Ou seja, o bom uso do licenciamento ambiental viabiliza uma agenda proativa que configura, por sua vez, melhor direcionamento compensatório a partir da aplicação de benefícios. É o caso dos atores-chave que, por demasiada empatia com a fragilidade do bioma, tornam-se beneficiários de políticas de fomento, como linhas de crédito, isenções tributárias, capacitação, orientação técnica.

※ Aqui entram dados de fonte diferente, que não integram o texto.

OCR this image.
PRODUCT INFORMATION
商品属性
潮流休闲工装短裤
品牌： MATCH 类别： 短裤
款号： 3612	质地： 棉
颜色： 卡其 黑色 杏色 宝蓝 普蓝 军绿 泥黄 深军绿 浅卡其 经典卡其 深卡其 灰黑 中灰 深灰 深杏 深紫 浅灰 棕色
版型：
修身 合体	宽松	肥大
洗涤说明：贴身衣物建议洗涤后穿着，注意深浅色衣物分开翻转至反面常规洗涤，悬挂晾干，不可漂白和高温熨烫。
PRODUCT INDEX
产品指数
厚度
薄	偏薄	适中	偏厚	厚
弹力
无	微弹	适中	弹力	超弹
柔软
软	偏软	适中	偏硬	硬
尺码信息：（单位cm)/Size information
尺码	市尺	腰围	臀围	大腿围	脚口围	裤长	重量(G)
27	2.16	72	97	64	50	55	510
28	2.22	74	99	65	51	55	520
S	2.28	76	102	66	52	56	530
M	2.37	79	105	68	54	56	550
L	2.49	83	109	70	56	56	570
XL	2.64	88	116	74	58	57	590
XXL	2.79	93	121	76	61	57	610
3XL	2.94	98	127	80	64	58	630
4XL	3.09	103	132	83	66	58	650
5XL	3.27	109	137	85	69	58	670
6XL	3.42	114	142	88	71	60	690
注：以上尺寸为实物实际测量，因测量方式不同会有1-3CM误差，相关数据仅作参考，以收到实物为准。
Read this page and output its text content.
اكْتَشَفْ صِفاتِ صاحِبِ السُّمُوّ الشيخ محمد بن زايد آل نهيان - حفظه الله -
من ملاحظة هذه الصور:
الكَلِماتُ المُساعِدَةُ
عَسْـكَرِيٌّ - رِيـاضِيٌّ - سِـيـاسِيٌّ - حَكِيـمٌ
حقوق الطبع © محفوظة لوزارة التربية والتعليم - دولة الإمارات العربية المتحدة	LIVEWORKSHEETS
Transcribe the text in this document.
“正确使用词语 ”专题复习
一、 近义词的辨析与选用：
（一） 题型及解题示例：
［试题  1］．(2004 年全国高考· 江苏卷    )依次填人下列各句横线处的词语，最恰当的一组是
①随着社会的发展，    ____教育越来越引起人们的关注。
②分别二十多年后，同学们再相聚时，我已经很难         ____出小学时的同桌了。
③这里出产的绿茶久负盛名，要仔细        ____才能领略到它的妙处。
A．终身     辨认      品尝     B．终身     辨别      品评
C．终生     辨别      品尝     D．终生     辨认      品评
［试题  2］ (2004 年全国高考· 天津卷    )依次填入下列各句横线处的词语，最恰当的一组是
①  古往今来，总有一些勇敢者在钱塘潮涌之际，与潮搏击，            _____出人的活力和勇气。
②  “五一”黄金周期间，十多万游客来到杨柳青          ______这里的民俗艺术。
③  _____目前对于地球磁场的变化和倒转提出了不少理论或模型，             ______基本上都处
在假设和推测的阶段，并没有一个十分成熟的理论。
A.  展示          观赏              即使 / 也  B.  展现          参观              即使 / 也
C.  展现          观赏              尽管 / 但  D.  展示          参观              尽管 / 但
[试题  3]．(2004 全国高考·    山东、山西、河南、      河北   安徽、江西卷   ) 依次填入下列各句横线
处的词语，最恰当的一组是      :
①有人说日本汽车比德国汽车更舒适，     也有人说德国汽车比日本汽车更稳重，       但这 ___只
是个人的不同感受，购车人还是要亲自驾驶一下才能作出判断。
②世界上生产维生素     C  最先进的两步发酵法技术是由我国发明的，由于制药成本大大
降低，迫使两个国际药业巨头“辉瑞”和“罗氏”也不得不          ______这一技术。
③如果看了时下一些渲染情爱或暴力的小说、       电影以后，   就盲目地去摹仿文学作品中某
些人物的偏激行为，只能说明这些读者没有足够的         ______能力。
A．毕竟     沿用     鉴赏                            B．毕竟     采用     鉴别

Recentemente, o Estado de São Paulo desenvolveu alguns programas regionais de agenda proativa, como o Programa Agro Legal (2020) e o ReflorestaSP (2021). Essas iniciativas se espelham na missão de reduzir os GEE e reforçar os mecanismos de regularização ambiental com fomentos de recursos públicos e privados. Aliado aos objetivos de ONGs como Copaíba e SOS Mata Atlântica, o Estado encontra um caminho aberto e bem-acompanhado para o cumprimento de suas metas ambientais.
Aos antagonistas, entretanto, que ousarem desafiar as normas já decretadas, espera-se uma resposta à altura da Polícia e das demais autoridades competentes. Na construção de um verdadeiro ato de fiscalização e controle, seria ideal promover a coibição do desmatamento ilegal e monitorar as APPs, em colaboração com a continuidade do ciclo de controle.
“O Estado tem que estar sempre calibrando isso”, demarca o professor. “Para quem quer contribuir, políticas de fomento, proatividade. Para quem está querendo atrapalhar essas agendas, políticas de reação, de comando e controle”.